During last season’s championship run, Clingan maintained an important but secondary bench role, backing up future NBA players in Andre Jackson Jr. and Adama Sanogo, the Most Outstanding Player of the Final Four. Expectations coming into this season were that Clingan was going to need to take a leap for UConn to remain at the top, and he was ready for the challenge. He would produce early, averaging just under 14 points, 6.3 rebounds, and 2 blocks over the first 12 games of the season.
When a foot injury cost him almost a month of play, Clingan knew that he would have to change a few things about his body and mindset for him to be the player he wanted to be and his team needed.
“Trying to cut down my weight, trying to expand my game a little more…I just realized that my team needed me out there,” Clingan said. “I just had to come back from that injury with a mindset that I was going to go out there and kill for the rest of the season.”
Clingan and UConn were dominant, as the Huskies went 21-1 after his return and enter the championship game as the number one offense in the nation according to KenPom.
The impact that Clingan brings to a game does not go unnoticed by his competition. Monday night’s opponent gave its respect to the defender and disrupter that he is on the court.
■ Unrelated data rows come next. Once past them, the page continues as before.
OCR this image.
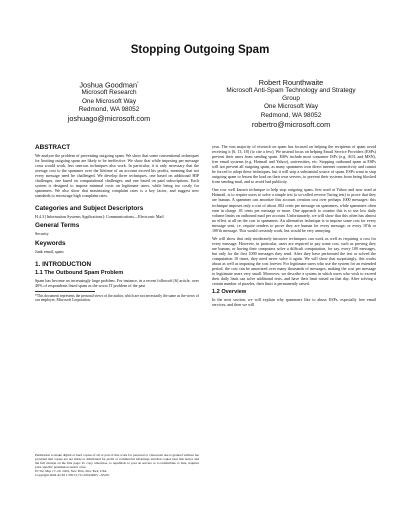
Stopping Outgoing Spam
Joshua Goodman*
Microsoft Research
One Microsoft Way
Redmond, WA 98052
joshuago@microsoft.com
Robert Rounthwaite
Microsoft Anti-Spam Technology and Strategy
Group
One Microsoft Way
Redmond, WA 98052
robertro@microsoft.com
ABSTRACT

We analyze the problem of preventing outgoing spam. We show that some conventional techniques for limiting outgoing spam are likely to be ineffective. We show that while imposing per message costs would work, less onerous techniques also work. In particular, it is only necessary that the average cost to the spammer over the lifetime of an account exceed his profits, meaning that not every message need be challenged. We develop three techniques, one based on additional HIP challenges, one based on computational challenges, and one based on paid subscriptions. Each system is designed to impose minimal costs on legitimate users, while being too costly for spammers. We also show that maximizing complaint rates is a key factor, and suggest new standards to encourage high complaint rates.

Categories and Subject Descriptors

H.4.3 [Information Systems Applications]: Communications—Electronic Mail

General Terms

Security

Keywords

Junk email, spam

1. INTRODUCTION
1.1 The Outbound Spam Problem

Spam has become an increasingly large problem. For instance, in a recent followoft [6] article, over 40% of respondents listed spam as the worst IT problem of the past

*This document represents the personal views of the author, which are not necessarily the same as the views of our employer, Microsoft Corporation.

Permission to make digital or hard copies of all or part of this work for personal or classroom use is granted without fee provided that copies are not made or distributed for profit or commercial advantage and that copies bear this notice and the full citation on the first page. To copy otherwise, to republish, to post on servers or to redistribute to lists, requires prior specific permission and/or a fee.

EC'04, May 17–20, 2004, New York, New York, USA.

Copyright 2004 ACM 1-58113-711-0/04/0005 ...$5.00.

year. The vast majority of research on spam has focused on helping the recipients of spam avoid receiving it [6, 13, 18] (to cite a few). We instead focus on helping Email Service Providers (ESPs) prevent their users from sending spam. ESPs include most consumer ISPs (e.g. AOL and MSN), free email systems (e.g. Hotmail and Yahoo), universities, etc. Stopping outbound spam at ESPs will not prevent all outgoing spam, as many spammers own direct internet connectivity and cannot be forced to adopt these techniques, but it will stop a substantial source of spam. ESPs want to stop outgoing spam to lessen the load on their own servers, to prevent their systems from being blocked from sending mail, and to avoid bad publicity.

One row well known technique to help stop outgoing spam, first used at Yahoo and now used at Hotmail, is to require users to solve a simple test (a so-called reverse Turing test) to prove that they are human. A spammer can amortize this account creation cost over perhaps 1000 messages: this technique imposes only a cost of about .002 cents per message on spammers, while spammers often earn in charge .01 cents per message or more. One approach to counter this is to use low daily volume limits on outbound mail per account. Unfortunately, we will show that this often has almost no effect at all on the cost to spammers. An alternative technique is to impose some cost for every message sent, i.e. require senders to prove they are human for every message, or every 10'th or 100'th message. This would certainly work, but would be very annoying.

We will show that only moderately intrusive techniques can work as well as requiring a cost for every message. However, in particular, users are required to pay some cost, such as proving they are human, or having their computers solve a difficult computation, for say, every 100 messages, but only for the first 1000 messages they send. After they have performed the test or solved the computation 10 times, they need never solve it again. We will show that surprisingly, this works about as well as imposing the cost forever. For legitimate users who use the system for an extended period, the cost can be amortized over many thousands of messages, making the cost per message to legitimate users very small. Moreover, we describe a system in which users who wish to exceed their daily limit can solve additional tests, and have their limit raised on that day. After solving a certain number of puzzles, their limit is permanently raised.

1.2 Overview

In the next section, we will explain why spammers like to abuse ESPs, especially free email services, and then we will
“He is a great player, that’s no surprise,” Edey said. “Everyone kind of knows what type of player he is on the defensive end, offensively he is pretty good too.”
Boilermakers head coach Matt Painter weighed in too, saying that Clingan is ”going to be a fabulous player, he’s got 15 to 20 years in front of him.”
When polling his UConn peers and coaches about what the sophomore center adds to the team, it has nothing to do with the type of player he is and everything to do with the kind of person he is.
“He’s somebody that if we had lived in the same town in Connecticut, me and him would have been best friends throughout everything (growing up),” Andrew Hurley said. “He’s just somebody that it’s so hard not to like him…his personality, his work ethic, everything. It’s hard to hate on the guy.”
UConn coach Dan Hurley agreed, saying that having players like Clingan positively “affects the team vibe” and it makes coaching better when his players like him are not “zombie-like creatures.”
“They bring life to the locker room,” Hurley said. “They’re people that you can lose with and still be able to pick up the pieces because they’re good people, they’re charismatic, and they’re just great in the locker room because it’s a grind.”
That grind will culminate with a level of basketball played by two big men that we haven’t seen in 40 years. Pressure, expectations, fears and all, Clingan and UConn are ready for the challenge.
“It’s going to be a great matchup,” he said. “Seeing two of the best teams in the past two years battling it off for a national championship — there is nothing better.”